GAZZETTA DELLO SPORT. Telefonate e rogatorie. LAZIO e MAURI nei guai

Pubblicato 
domenica, 01/04/2012
Di
Redazione Lazionews.eu
Tempo di lettura: 2 minuti

GAZZETTA DELLO SPORT. Telefonate e rogatorie. LAZIO e MAURI nei guai

Una sintesi dell'articolo de ''La Gazzetta Dello Sport'': giornata cruciale, quella di ieri, per l'inchiesta sul calcioscommesse, sponda Cremona. Interrogati i croati Saka e Ribic, che facevano capo a Gegic e Ilievski...

(getty images)

 

Il pm Roberto Di Martino sta mettendo a punto i numerosi riscontri arrivati in queste settimane sul tavolo. Riscontri che secondo fonti investigative metterebbero nei guai Lazio, Genoa Lecce. Un lavoro incrociato di accertamenti tecnici, rogatorie, movimenti bancari e verbali secretati. La sensazione è che tutto questo malloppo potrebbe far parte della terza fase di un inchiesta. Quando? Novità importanti potrebbero esserci in un arco di tempo compreso tra i 20 e i 40 giorni. Novità in grado di mettere un bel punto interrogativo sul finale di campionato. Lazio nei guai dunque. Perché? E' soprattutto Zamperini a fare da filo di Arianna agli investigatori. Seguendo i suoi spostamenti, si è scoperto che erano in fotocopia con quelli di Ilievski. Zamperini non ha mai negato l'amicizia con Stefano Mauri. Per il pentito Gervasoni quel rapporto avrebbe consentito agli zingari di gestire due match dei biancocelesti. Il telefono dell'ex calciatore è stato fatto analizzare e sono saltate fuori cose interessanti. Tra le altre: più di 1.100 chiamate proprio con Mauri, molte anche in prossimità delle gare.

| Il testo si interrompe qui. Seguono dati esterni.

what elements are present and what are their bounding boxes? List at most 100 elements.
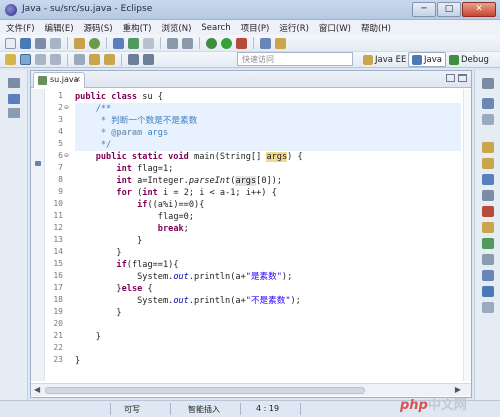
javadoc-icon[interactable] (482, 158, 494, 169)
fold-collapse-icon[interactable]: ⊖ (64, 104, 69, 111)
menu-navigate[interactable]: 浏览(N) (161, 22, 191, 34)
menu-edit[interactable]: 编辑(E) (45, 22, 74, 34)
open-task-icon[interactable] (260, 37, 271, 49)
close-tab-icon[interactable]: ✕ (74, 73, 81, 87)
show-whitespace-icon[interactable] (74, 54, 85, 65)
scroll-right-icon[interactable]: ▶ (455, 385, 461, 394)
menu-refactor[interactable]: 重构(T) (123, 22, 152, 34)
line-number: 5 (58, 139, 63, 148)
snippets-icon[interactable] (482, 238, 494, 249)
code-line: System.out.println(a+"不是素数"); (137, 296, 301, 306)
code-line: } (95, 332, 101, 342)
menu-project[interactable]: 项目(P) (241, 22, 270, 34)
scroll-left-icon[interactable]: ◀ (34, 385, 40, 394)
main-toolbar (0, 35, 500, 52)
code-line: int flag=1; (116, 164, 174, 174)
code-line: flag=0; (157, 212, 195, 222)
task-list-icon[interactable] (482, 98, 494, 109)
line-number: 19 (53, 307, 63, 316)
line-number: 13 (53, 235, 63, 244)
perspective-java-ee[interactable]: Java EE (360, 52, 409, 67)
menu-run[interactable]: 运行(R) (279, 22, 309, 34)
code-line: } (116, 248, 122, 258)
annotation-icon[interactable] (182, 37, 193, 49)
console-icon[interactable] (482, 190, 494, 201)
new-package-icon[interactable] (113, 37, 124, 49)
back-icon[interactable] (128, 54, 139, 65)
prev-annotation-icon[interactable] (104, 54, 115, 65)
search-icon[interactable] (143, 37, 154, 49)
code-line: public static void main(String[] args) { (95, 152, 303, 162)
history-icon[interactable] (482, 302, 494, 313)
perspective-debug[interactable]: Debug (446, 52, 492, 67)
right-trim-bar (474, 70, 500, 400)
line-number: 15 (53, 259, 63, 268)
print-icon[interactable] (50, 37, 61, 49)
code-area[interactable]: public class su { /** * 判断一个数是不是素数 * @pa… (75, 89, 461, 381)
external-tools-icon[interactable] (236, 37, 247, 49)
properties-icon[interactable] (482, 254, 494, 265)
java-file-icon (38, 76, 47, 85)
scrollbar-thumb[interactable] (45, 387, 365, 394)
progress-icon[interactable] (482, 286, 494, 297)
new-project-icon[interactable] (89, 37, 100, 49)
new-class-icon[interactable] (128, 37, 139, 49)
code-editor: su.java ✕ 1 2 3 4 5 6 7 8 9 10 11 12 13 … (30, 70, 472, 398)
minimize-button[interactable]: ─ (412, 2, 436, 17)
new-icon[interactable] (5, 37, 16, 49)
declaration-icon[interactable] (482, 174, 494, 185)
menu-window[interactable]: 窗口(W) (319, 22, 351, 34)
menu-file[interactable]: 文件(F) (6, 22, 35, 34)
bookmark-icon[interactable] (275, 37, 286, 49)
pin-icon[interactable] (5, 54, 16, 65)
quick-access-input[interactable]: 快速访问 (237, 52, 353, 66)
menu-source[interactable]: 源码(S) (84, 22, 113, 34)
toggle-mark-icon[interactable] (167, 37, 178, 49)
next-annotation-icon[interactable] (89, 54, 100, 65)
overview-ruler[interactable] (463, 89, 471, 381)
line-number: 10 (53, 199, 63, 208)
menu-search[interactable]: Search (201, 23, 230, 33)
status-writable: 可写 (124, 405, 140, 414)
save-icon[interactable] (20, 37, 31, 49)
maximize-button[interactable]: □ (437, 2, 461, 17)
line-number: 14 (53, 247, 63, 256)
minimize-editor-icon[interactable] (446, 74, 455, 82)
left-trim-bar (0, 70, 28, 400)
line-number: 21 (53, 331, 63, 340)
maximize-editor-icon[interactable] (458, 74, 467, 82)
menu-help[interactable]: 帮助(H) (361, 22, 391, 34)
type-hierarchy-icon[interactable] (8, 108, 20, 118)
outline-icon[interactable] (482, 114, 494, 125)
forward-icon[interactable] (143, 54, 154, 65)
close-button[interactable]: ✕ (462, 2, 496, 17)
debug-icon[interactable] (206, 37, 217, 49)
link-editor-icon[interactable] (20, 54, 31, 65)
problems-icon[interactable] (482, 142, 494, 153)
eclipse-icon (5, 4, 17, 16)
servers-icon[interactable] (482, 206, 494, 217)
toggle-breadcrumb-icon[interactable] (35, 54, 46, 65)
line-number: 7 (58, 163, 63, 172)
fold-collapse-icon[interactable]: ⊖ (64, 152, 69, 159)
perspective-java[interactable]: Java (408, 52, 446, 67)
data-source-icon[interactable] (482, 222, 494, 233)
code-line: public class su { (75, 92, 163, 102)
debug-perspective-icon (449, 54, 459, 65)
line-number: 6 (58, 151, 63, 160)
restore-icon[interactable] (482, 78, 494, 89)
status-insert-mode: 智能插入 (188, 405, 220, 414)
vertical-ruler (31, 89, 45, 381)
run-icon[interactable] (221, 37, 232, 49)
code-line: } (116, 308, 122, 318)
perspective-label: Debug (461, 54, 489, 65)
code-line: /** (75, 103, 461, 115)
search-view-icon[interactable] (482, 270, 494, 281)
open-type-icon[interactable] (74, 37, 85, 49)
restore-icon[interactable] (8, 78, 20, 88)
save-all-icon[interactable] (35, 37, 46, 49)
line-number: 17 (53, 283, 63, 292)
package-explorer-icon[interactable] (8, 94, 20, 104)
tab-su-java[interactable]: su.java ✕ (33, 72, 85, 88)
word-wrap-icon[interactable] (50, 54, 61, 65)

E ancora: Zamperini era di casa a Formello (sede del ritiro laziale) come dimostrano le celle telefoniche. E continuava a chiamare diverse persone con le schede a disposizione. Gli inquirenti si sono concentrati in modo particolare sulle quasi 230 chiamate a una certa Samanta Romano, parrucchiera di 27 anni. Chi è? Per chi indaga è la fidanzata di L.A., titolare dell'agenzia di scommesse Gold Bet, sulla Aurelia. Anche il telefono della Romano spesso agganciava la cella di Formello. Ora non resta che attendere. Saka e Ribic hanno confermato di aver pagato Carobbio e Gervasoni (50-60 mila euro a «biscotto»), ma hanno respinto l'ipotesi di far parte dell'associazione. Queste le parole degli avvocati Krsnik e Cecchini: «Sono stati collaborativi: siamo davanti a un gruppo di scommettitori che comprava informazioni da Carobbio e Gervasoni. E Gegic faceva in sostanza da interprete». Per gli inquirenti, però, le responsabilità sono chiare anche se non si tratta dei protagonisti principali della vicenda.